In the driver's seat

Last month I discussed in this space how intermodal increasingly is paying its way and no longer is a low-revenue, throw-away line of business for railroads content to generate a few extra bucks from their excess capacity. I understated the case. Intermodal is the growth driver for railroads, and it is drawing significant capital investment.

Early this month, Kansas City Southern Railway and Norfolk Southern Corp. announced that they are forming a joint venture that will result in a major upgrade of the east-west KCS line known as the Meridian Speedway between Meridian, Miss., and Shreveport, La. KCS is contributing the 320-mile line to the new venture and NS is investing $300 million cash.

The Meridian Speedway is the most direct short route connecting the Southwest and the Southeast. East-west traffic that doesn't roll over the Speedway must connect by way of New Orleans, which is a longer route, or Memphis, which is longer and more congested.

NS is known to study capital investments thoroughly - some might say it studies them to death - before committing its money. While some analysts quickly suggested that the $300 million is "pricey," NS fully expects to see a return on its investment.

Four or five NS daily intermodal trains now run over the Speedway route under an agreement with KCS. It essentially is a bridge between NS and BNSF Railway - the haulage rights only apply to NS trains connecting with BNSF.

NS is putting its money where its mouth is. It has been pressing KCS for several years to upgrade the line, which now is mostly a single-track with short sidings and a lack of signaling. NS haul-age fees and KCS's own traffic, however, do not generate sufficient income to justify the investment KCS would have to make in upgrading the Speedway.

With added capacity on the Speed-way, NS intends to double the number of trains routed between Shreveport and Meridian over the next few years. The $300 million will allow KCS to install more double-track, lengthen sidings and improve signaling. Higher operating speeds also effectively will increase line capacity. In exchange for its $300 million, NS gets 30 percent ownership of the joint venture. KCS, with 70 percent, keeps control of one of its key assets.

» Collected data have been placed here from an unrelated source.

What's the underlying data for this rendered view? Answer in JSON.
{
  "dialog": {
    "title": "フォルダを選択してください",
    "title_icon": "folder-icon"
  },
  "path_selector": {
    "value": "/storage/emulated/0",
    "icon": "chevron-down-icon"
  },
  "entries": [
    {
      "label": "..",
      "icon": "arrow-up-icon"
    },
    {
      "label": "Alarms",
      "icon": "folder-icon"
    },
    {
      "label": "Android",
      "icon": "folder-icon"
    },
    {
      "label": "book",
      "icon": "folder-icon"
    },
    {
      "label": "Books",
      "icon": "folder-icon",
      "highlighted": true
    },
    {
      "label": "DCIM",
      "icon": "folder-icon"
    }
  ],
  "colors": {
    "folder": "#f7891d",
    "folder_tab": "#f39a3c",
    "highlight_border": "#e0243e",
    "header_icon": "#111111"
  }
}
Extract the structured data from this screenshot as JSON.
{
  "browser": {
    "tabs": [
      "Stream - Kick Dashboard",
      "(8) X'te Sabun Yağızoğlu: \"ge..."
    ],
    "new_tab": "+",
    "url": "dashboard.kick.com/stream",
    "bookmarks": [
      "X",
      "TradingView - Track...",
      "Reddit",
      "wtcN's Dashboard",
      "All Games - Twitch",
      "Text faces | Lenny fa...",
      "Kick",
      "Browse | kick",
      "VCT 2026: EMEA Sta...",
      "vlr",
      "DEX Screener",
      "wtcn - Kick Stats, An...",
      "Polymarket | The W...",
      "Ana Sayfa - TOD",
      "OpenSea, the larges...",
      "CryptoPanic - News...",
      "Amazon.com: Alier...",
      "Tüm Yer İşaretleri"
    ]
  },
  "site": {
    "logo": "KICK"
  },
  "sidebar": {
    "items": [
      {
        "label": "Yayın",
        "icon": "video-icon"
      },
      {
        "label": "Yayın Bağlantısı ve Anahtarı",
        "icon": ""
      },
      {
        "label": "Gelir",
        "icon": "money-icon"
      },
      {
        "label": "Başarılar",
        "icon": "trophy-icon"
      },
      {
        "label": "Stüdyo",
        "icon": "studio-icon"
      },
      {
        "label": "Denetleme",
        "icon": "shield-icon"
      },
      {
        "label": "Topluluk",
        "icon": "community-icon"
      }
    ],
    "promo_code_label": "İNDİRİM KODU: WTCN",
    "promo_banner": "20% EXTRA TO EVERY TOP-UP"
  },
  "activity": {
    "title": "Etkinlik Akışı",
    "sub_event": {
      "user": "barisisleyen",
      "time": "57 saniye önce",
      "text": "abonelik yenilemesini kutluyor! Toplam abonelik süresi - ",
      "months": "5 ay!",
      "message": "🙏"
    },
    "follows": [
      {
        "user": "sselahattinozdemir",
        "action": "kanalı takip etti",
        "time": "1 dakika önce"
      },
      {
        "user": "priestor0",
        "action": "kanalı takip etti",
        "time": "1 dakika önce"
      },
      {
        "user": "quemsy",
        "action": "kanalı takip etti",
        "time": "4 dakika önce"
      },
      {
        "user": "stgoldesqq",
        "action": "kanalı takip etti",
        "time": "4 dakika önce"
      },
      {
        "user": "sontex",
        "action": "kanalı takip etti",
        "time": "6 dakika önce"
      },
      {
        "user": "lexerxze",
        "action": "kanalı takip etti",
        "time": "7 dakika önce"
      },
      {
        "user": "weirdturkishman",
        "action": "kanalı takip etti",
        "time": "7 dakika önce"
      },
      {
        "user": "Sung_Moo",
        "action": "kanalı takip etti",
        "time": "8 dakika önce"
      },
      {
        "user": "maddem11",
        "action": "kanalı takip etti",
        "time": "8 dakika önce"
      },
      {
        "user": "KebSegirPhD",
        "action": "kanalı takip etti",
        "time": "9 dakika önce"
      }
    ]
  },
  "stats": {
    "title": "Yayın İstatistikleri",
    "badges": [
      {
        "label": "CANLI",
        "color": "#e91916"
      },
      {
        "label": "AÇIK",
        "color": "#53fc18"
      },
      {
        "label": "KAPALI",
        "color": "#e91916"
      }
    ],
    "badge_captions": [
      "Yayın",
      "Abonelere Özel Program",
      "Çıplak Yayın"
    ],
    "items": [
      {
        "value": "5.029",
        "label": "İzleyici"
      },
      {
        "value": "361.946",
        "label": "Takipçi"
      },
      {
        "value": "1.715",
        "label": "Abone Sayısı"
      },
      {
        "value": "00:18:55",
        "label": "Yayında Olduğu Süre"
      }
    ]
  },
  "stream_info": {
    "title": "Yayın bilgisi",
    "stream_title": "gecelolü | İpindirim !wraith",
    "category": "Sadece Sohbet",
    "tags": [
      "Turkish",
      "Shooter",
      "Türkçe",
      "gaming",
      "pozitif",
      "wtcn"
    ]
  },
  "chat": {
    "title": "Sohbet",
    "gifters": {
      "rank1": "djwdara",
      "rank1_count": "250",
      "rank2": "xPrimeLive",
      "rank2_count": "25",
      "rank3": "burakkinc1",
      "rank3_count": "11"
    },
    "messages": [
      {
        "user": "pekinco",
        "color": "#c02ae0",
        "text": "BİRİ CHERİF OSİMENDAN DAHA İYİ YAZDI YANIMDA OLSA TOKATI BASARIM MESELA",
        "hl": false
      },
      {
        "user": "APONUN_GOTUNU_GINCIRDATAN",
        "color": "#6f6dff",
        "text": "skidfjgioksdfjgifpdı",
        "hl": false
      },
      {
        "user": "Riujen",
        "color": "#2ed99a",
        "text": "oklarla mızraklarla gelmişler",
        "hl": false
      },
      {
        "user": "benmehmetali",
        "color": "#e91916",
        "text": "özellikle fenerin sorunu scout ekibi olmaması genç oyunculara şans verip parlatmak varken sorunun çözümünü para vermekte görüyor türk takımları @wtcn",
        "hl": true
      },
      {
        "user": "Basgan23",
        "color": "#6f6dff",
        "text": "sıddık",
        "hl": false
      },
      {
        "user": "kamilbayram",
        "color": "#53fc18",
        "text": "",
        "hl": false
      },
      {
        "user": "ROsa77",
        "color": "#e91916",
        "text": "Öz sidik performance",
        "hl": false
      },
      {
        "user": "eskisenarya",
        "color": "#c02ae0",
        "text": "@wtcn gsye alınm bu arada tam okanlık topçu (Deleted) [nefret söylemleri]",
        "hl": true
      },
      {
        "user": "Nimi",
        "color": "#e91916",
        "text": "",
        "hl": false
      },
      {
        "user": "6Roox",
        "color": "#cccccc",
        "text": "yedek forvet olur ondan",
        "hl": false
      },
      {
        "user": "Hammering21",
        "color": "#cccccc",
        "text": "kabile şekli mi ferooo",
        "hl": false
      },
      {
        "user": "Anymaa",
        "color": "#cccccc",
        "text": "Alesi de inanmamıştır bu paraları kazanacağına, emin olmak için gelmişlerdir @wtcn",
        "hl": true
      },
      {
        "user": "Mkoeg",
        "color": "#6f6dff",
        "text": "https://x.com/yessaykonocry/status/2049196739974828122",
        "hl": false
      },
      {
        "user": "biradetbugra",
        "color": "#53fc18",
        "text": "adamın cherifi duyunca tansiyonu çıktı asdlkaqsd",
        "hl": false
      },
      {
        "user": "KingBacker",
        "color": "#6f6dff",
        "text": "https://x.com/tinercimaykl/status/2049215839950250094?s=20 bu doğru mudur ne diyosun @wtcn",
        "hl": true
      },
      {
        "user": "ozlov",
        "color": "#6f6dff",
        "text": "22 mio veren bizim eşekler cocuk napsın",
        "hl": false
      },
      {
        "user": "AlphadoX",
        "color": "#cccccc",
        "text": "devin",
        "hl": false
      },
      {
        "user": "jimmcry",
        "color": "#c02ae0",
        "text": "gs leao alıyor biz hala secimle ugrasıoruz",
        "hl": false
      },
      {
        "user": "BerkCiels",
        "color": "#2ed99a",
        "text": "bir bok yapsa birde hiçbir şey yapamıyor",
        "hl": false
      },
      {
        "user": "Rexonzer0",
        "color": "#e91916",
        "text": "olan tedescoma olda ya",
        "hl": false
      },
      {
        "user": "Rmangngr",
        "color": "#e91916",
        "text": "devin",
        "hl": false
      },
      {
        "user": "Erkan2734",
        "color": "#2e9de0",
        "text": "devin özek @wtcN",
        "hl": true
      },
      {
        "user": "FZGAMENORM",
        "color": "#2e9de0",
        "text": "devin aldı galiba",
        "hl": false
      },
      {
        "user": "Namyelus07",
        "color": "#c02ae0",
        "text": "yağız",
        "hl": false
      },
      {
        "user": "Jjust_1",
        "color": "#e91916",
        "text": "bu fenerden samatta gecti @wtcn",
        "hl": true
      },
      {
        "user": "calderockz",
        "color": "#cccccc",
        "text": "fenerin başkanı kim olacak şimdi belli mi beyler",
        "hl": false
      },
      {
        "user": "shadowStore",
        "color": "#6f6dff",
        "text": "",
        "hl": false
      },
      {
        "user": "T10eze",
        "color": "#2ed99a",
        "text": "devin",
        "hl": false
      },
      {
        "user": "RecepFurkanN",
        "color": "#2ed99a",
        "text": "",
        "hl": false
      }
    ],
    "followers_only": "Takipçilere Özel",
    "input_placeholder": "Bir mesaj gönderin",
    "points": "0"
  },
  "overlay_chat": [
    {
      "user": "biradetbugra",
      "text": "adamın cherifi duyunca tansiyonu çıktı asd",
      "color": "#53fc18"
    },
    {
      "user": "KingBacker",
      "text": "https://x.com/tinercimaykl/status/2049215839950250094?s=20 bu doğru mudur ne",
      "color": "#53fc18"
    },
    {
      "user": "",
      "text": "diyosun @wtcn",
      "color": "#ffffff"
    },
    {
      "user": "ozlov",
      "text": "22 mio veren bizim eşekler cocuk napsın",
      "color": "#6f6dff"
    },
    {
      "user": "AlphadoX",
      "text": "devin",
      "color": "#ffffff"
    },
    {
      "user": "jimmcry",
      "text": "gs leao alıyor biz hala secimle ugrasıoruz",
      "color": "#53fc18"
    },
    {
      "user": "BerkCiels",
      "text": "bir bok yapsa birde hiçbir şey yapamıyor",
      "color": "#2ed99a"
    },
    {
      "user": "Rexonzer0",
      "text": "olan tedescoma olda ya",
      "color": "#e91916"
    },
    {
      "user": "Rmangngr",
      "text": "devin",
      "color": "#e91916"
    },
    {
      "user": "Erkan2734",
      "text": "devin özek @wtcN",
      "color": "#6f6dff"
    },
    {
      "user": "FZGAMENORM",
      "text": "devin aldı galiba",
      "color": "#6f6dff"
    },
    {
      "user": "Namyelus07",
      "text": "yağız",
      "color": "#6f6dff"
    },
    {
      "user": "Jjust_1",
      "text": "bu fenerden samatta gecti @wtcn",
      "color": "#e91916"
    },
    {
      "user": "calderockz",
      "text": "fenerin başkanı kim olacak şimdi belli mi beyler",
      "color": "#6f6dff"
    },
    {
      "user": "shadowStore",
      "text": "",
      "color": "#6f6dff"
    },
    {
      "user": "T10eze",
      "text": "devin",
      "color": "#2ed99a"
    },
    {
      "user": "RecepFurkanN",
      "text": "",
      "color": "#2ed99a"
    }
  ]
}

There's more to this joint venture. With the exception of KCS's own traffic, NS will have an exclusive franchise for intermodal over the Meridian Speed-way, which will allow it to interline trains with Union Pacific at Shreveport, as well as with BNSF under the existing haulage rights agreement.

KCS is the smallest of the seven Class I railroads, but it has grown tremendously with the acquisition earlier this year of full control of what now is called Kansas City Southern de Mexico. The Kansas City, Mo.-based railroad has limited access to capital and a large debt resulting from the Mexican acquisition. With capital for expansion of the Meridian Speedway off the table, KCS will be free to focus on reducing its debt and devoting capital to improving the Mexican operation.

KCS has a route from the Mexican Pacific Coast port of Lazaro Cardenas that gives it a straight shot north to the U.S. border at Laredo, Texas, and the rest of the KCS system. The Mexican property needs a lot of capital investment and managerial focus if it is going to perform at a level that will attract shippers looking for less-congested alternatives to the ports of Los Angeles and Long Beach. KCS hopes to expand intermodal business to northern Mexico and the U.S. through Lazaro Cardenas.

The NS-KCS joint venture also lessens the likelihood that any merger involving Class I railroads will occur in the near term. Just about all merger speculation focused on KCS as the most likely candidate to be acquired. The 2001 Surface Transportation Board merger rules even had a so-called KCS exception, allowing any merger involving the company to be processed under old, less-burdensome rules.

NS, with its strategic needs satisfied by the Meridian Speedway joint venture, probably has removed itself as a suitor. KCS is essentially a north-south railroad, and other than the Speedway line, has little attraction for NS. Similarly, BNSF has limited interest in KCS, and the east-west line upgrade will resolve some of its concerns. The joint-venture precedent also raises the possibility that BNSF and KCS could put together a similar deal for the KCS line from Shreveport to Dallas, an important route for BNSF.

UP is unlikely to start the merger game. The largest carrier in North America, it would draw opposition to any venture that would make it even larger. It also has its hands full managing its system. CSX appears to be the odd-man-out. It interlines considerable traffic with UP and could stand to lose if UP opts to route traffic in conjunction with NS over a shorter, faster Meridian Speedway.